Credit: Inok/iStock/Getty Images Plus.
By studying the formation of plaques in the arteries, a European research group, including Italian scientists, has revealed an unexpected connection between the circulatory, nervous and immune systems. As well as suggesting that atherosclerosis could be partly controlled by the brain, the study1 reveals a biological mechanism that may have a role in many other diseases.
Atherosclerosis is the process by which fatty substances circulating in the arteries can accumulate and form plaques. Over time, these plaques restrict the blood flow and oxygen supply to vital organs, increasing the risk of heart attacks and strokes. Currently, there are no treatments that can reverse the process.
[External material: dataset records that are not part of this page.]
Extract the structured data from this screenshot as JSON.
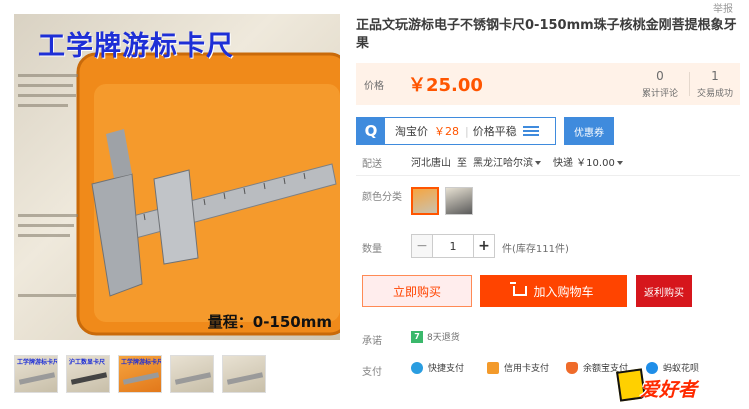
{
  "top_tag": "举报",
  "gallery": {
    "banner_text": "工学牌游标卡尺",
    "range_text": "量程：0-150mm",
    "thumbnails": [
      {
        "label": "工学牌游标卡尺"
      },
      {
        "label": "沪工数显卡尺"
      },
      {
        "label": "工学牌游标卡尺"
      },
      {
        "label": ""
      },
      {
        "label": ""
      }
    ]
  },
  "product": {
    "title": "正品文玩游标电子不锈钢卡尺0-150mm珠子核桃金刚菩提根象牙果"
  },
  "price": {
    "label": "价格",
    "value": "￥25.00",
    "reviews_count": "0",
    "reviews_label": "累计评论",
    "sales_count": "1",
    "sales_label": "交易成功"
  },
  "taobao": {
    "logo": "Q",
    "label": "淘宝价",
    "price": "￥28",
    "trend": "价格平稳",
    "coupon_label": "优惠券"
  },
  "delivery": {
    "label": "配送",
    "from": "河北唐山",
    "to_word": "至",
    "to": "黑龙江哈尔滨",
    "shipping": "快递 ￥10.00"
  },
  "color": {
    "label": "颜色分类"
  },
  "quantity": {
    "label": "数量",
    "minus": "−",
    "value": "1",
    "plus": "+",
    "stock": "件(库存111件)"
  },
  "actions": {
    "buy_now": "立即购买",
    "add_to_cart": "加入购物车",
    "cashback": "返利购买"
  },
  "promise": {
    "label": "承诺",
    "icon": "7",
    "text": "8天退货"
  },
  "payment": {
    "label": "支付",
    "methods": [
      {
        "name": "快捷支付"
      },
      {
        "name": "信用卡支付"
      },
      {
        "name": "余额宝支付"
      },
      {
        "name": "蚂蚁花呗"
      }
    ]
  },
  "watermark": {
    "text": "爱好者"
  },
  "colors": {
    "accent": "#ff4400",
    "price": "#ff5500",
    "taobao_blue": "#3f8bdd",
    "cashback_red": "#d6161c",
    "price_bg": "#fff2e8"
  }
}
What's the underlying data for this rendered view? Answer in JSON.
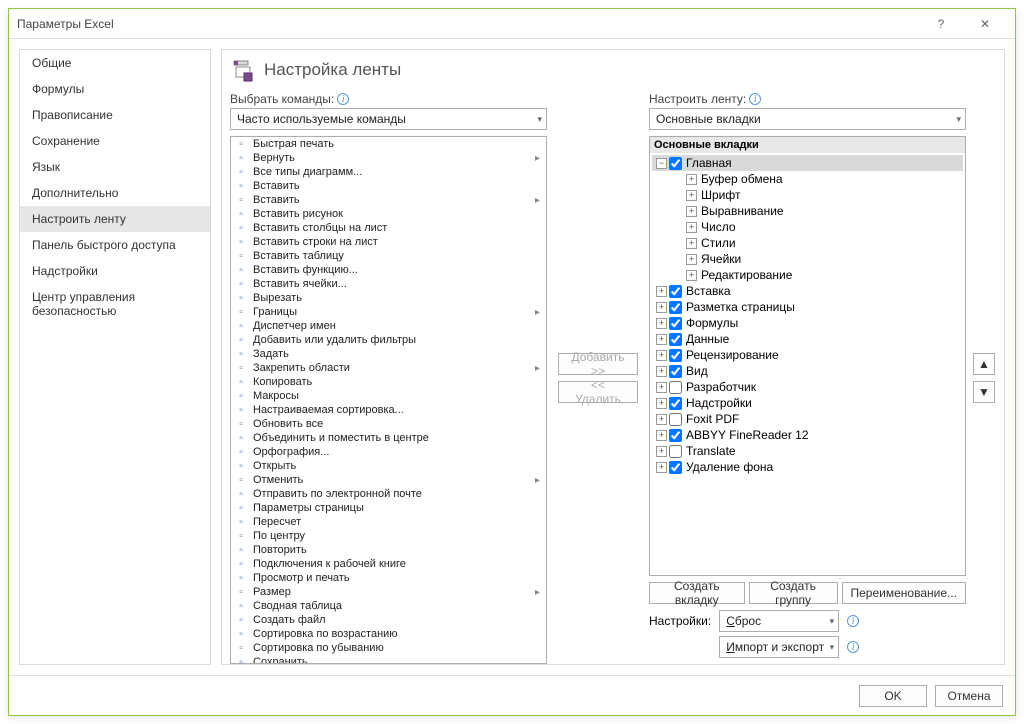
{
  "title": "Параметры Excel",
  "sidebar": {
    "items": [
      {
        "label": "Общие"
      },
      {
        "label": "Формулы"
      },
      {
        "label": "Правописание"
      },
      {
        "label": "Сохранение"
      },
      {
        "label": "Язык"
      },
      {
        "label": "Дополнительно"
      },
      {
        "label": "Настроить ленту"
      },
      {
        "label": "Панель быстрого доступа"
      },
      {
        "label": "Надстройки"
      },
      {
        "label": "Центр управления безопасностью"
      }
    ],
    "active": 6
  },
  "page": {
    "heading": "Настройка ленты",
    "left_label": "Выбрать команды:",
    "left_combo": "Часто используемые команды",
    "right_label": "Настроить ленту:",
    "right_combo": "Основные вкладки"
  },
  "commands": [
    {
      "label": "Быстрая печать"
    },
    {
      "label": "Вернуть",
      "expand": true
    },
    {
      "label": "Все типы диаграмм..."
    },
    {
      "label": "Вставить"
    },
    {
      "label": "Вставить",
      "expand": true
    },
    {
      "label": "Вставить рисунок"
    },
    {
      "label": "Вставить столбцы на лист"
    },
    {
      "label": "Вставить строки на лист"
    },
    {
      "label": "Вставить таблицу"
    },
    {
      "label": "Вставить функцию..."
    },
    {
      "label": "Вставить ячейки..."
    },
    {
      "label": "Вырезать"
    },
    {
      "label": "Границы",
      "expand": true
    },
    {
      "label": "Диспетчер имен"
    },
    {
      "label": "Добавить или удалить фильтры"
    },
    {
      "label": "Задать"
    },
    {
      "label": "Закрепить области",
      "expand": true
    },
    {
      "label": "Копировать"
    },
    {
      "label": "Макросы"
    },
    {
      "label": "Настраиваемая сортировка..."
    },
    {
      "label": "Обновить все"
    },
    {
      "label": "Объединить и поместить в центре"
    },
    {
      "label": "Орфография..."
    },
    {
      "label": "Открыть"
    },
    {
      "label": "Отменить",
      "expand": true
    },
    {
      "label": "Отправить по электронной почте"
    },
    {
      "label": "Параметры страницы"
    },
    {
      "label": "Пересчет"
    },
    {
      "label": "По центру"
    },
    {
      "label": "Повторить"
    },
    {
      "label": "Подключения к рабочей книге"
    },
    {
      "label": "Просмотр и печать"
    },
    {
      "label": "Размер",
      "expand": true
    },
    {
      "label": "Сводная таблица"
    },
    {
      "label": "Создать файл"
    },
    {
      "label": "Сортировка по возрастанию"
    },
    {
      "label": "Сортировка по убыванию"
    },
    {
      "label": "Сохранить"
    }
  ],
  "tree": {
    "header": "Основные вкладки",
    "items": [
      {
        "label": "Главная",
        "checked": true,
        "expanded": true,
        "level": 0,
        "children": true,
        "selected": true
      },
      {
        "label": "Буфер обмена",
        "level": 1,
        "expandable": true
      },
      {
        "label": "Шрифт",
        "level": 1,
        "expandable": true
      },
      {
        "label": "Выравнивание",
        "level": 1,
        "expandable": true
      },
      {
        "label": "Число",
        "level": 1,
        "expandable": true
      },
      {
        "label": "Стили",
        "level": 1,
        "expandable": true
      },
      {
        "label": "Ячейки",
        "level": 1,
        "expandable": true
      },
      {
        "label": "Редактирование",
        "level": 1,
        "expandable": true
      },
      {
        "label": "Вставка",
        "checked": true,
        "level": 0,
        "children": true
      },
      {
        "label": "Разметка страницы",
        "checked": true,
        "level": 0,
        "children": true
      },
      {
        "label": "Формулы",
        "checked": true,
        "level": 0,
        "children": true
      },
      {
        "label": "Данные",
        "checked": true,
        "level": 0,
        "children": true
      },
      {
        "label": "Рецензирование",
        "checked": true,
        "level": 0,
        "children": true
      },
      {
        "label": "Вид",
        "checked": true,
        "level": 0,
        "children": true
      },
      {
        "label": "Разработчик",
        "checked": false,
        "level": 0,
        "children": true
      },
      {
        "label": "Надстройки",
        "checked": true,
        "level": 0,
        "children": true
      },
      {
        "label": "Foxit PDF",
        "checked": false,
        "level": 0,
        "children": true
      },
      {
        "label": "ABBYY FineReader 12",
        "checked": true,
        "level": 0,
        "children": true
      },
      {
        "label": "Translate",
        "checked": false,
        "level": 0,
        "children": true
      },
      {
        "label": "Удаление фона",
        "checked": true,
        "level": 0,
        "children": true
      }
    ]
  },
  "buttons": {
    "add": "Добавить >>",
    "remove": "<< Удалить",
    "new_tab": "Создать вкладку",
    "new_group": "Создать группу",
    "rename": "Переименование...",
    "customize_label": "Настройки:",
    "reset": "Сброс",
    "import_export": "Импорт и экспорт",
    "ok": "OK",
    "cancel": "Отмена"
  }
}
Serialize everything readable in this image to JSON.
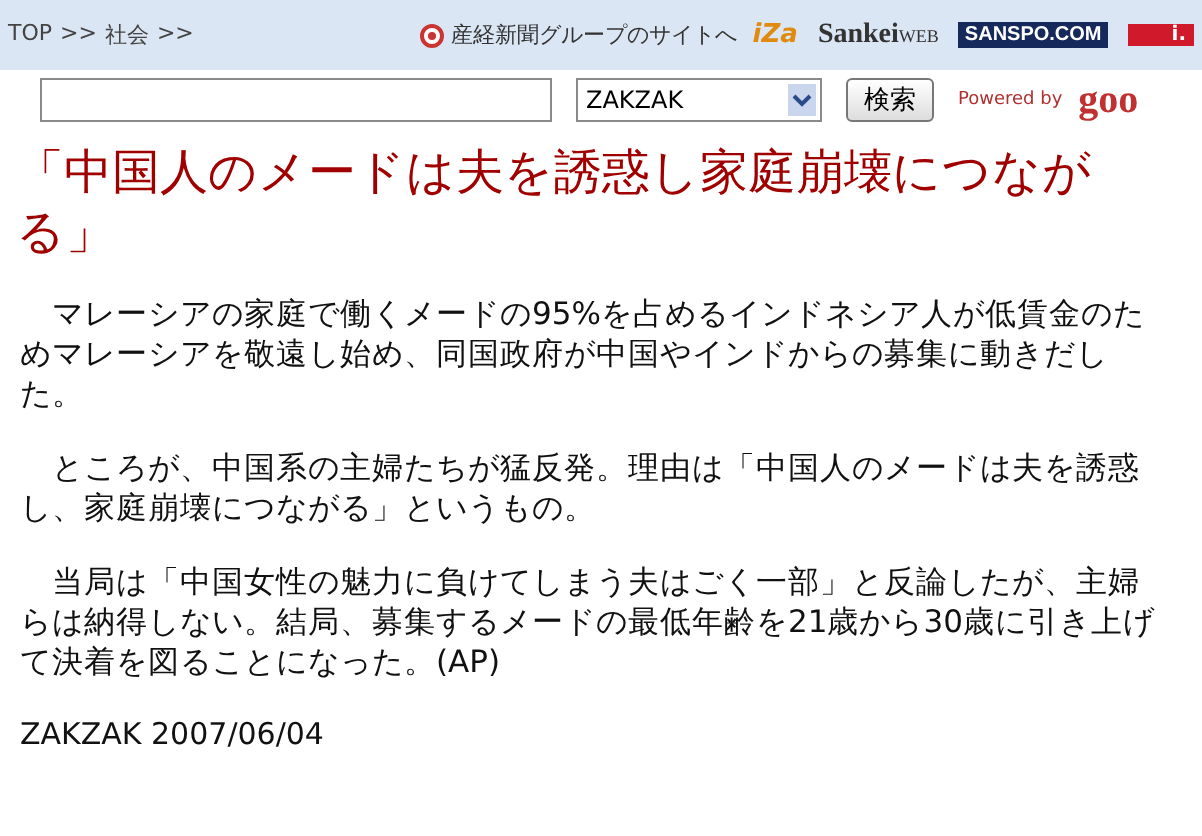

The arteries have two sides: the intima layer — the internal wall where plaques initially form, and the adventitia — the external wall, where nerves run. While most research has focused on the intima, the authors of the new study looked at the role of the adventitia.
A team led by Andreas Habenicht, from the Ludwig-Maximilians University in Munich, had previously found that, as the disease progresses, immune cells infiltrate the arterial wall, forming aggregates that expand in the arterial tree. These cells develop into artery tertiary lymphoid organs (ATLOs), that resemble normal lymph nodes, though their cells are probably derived from the spleen, that are involved in many diseases.
“When looking in the adventitia layer [in the proximity of the ATLOs] we immediately found the endings of the peripheral nervous system,” says Habenicht. The logical consequence was to follow these peripheral nerves up to the central nervous system, so the team injected a neurotropic virus directly into the adventitia of mice. Within two days, the virus migrated, and the scientists could follow its path using an imaging technique called immunofluorescence. In the end, they proved that there is a structural artery-brain circuit (ABC) consisting of afferent neurons that carry sensory information from the adventitia to the brain, and efferent ones that carry instructions in the opposite direction.
In order to analyse the circuit’s role in developing plaques, the German team joined forces with Daniela Carnevale and Giuseppe Lembo from Sapienza University in Rome and the Neuromed Institute in Pozzilli, who had previously demonstrated a connection between the vagus nerve – the longest nerve in the body - and immune functions in the spleen.
By using ultrasound to measure plaques in vivo, the team in Italy was able to confirm that the density of nerve fibers near the plaques, as well as the activity of the vagus nerve, increased in parallel with the progression of the disease. They then disrupted the artery-brain circuit either with chemical or surgical methods. “When we cut the innervation, the ATLOs collapsed, followed by an inhibition of the plaque progression and a plaque stabilisation,” says Carnevale.
This multidirectional pathway involving arteries, immune cells, and the nervous system is a new paradigm that goes beyond vascular disease. “Because atherosclerosis is only one among many human diseases that has a local inflammatory component, the paper raises the possibility that other diseases may also have a functional bidirectional communication with the nervous system”, says David Dichek, a Professor of Medicine at the University of Washington, who was not involved in the study.
Habenicht explains that just as the atherosclerotic lesions talk to the brain, the central and peripheral nervous systems could in turn alter the course of atherosclerosis. Once the neurons responding to the periphery are identified, it could be possible to use drugs or pacemaker-type devices to modulate the brain control of the immune system.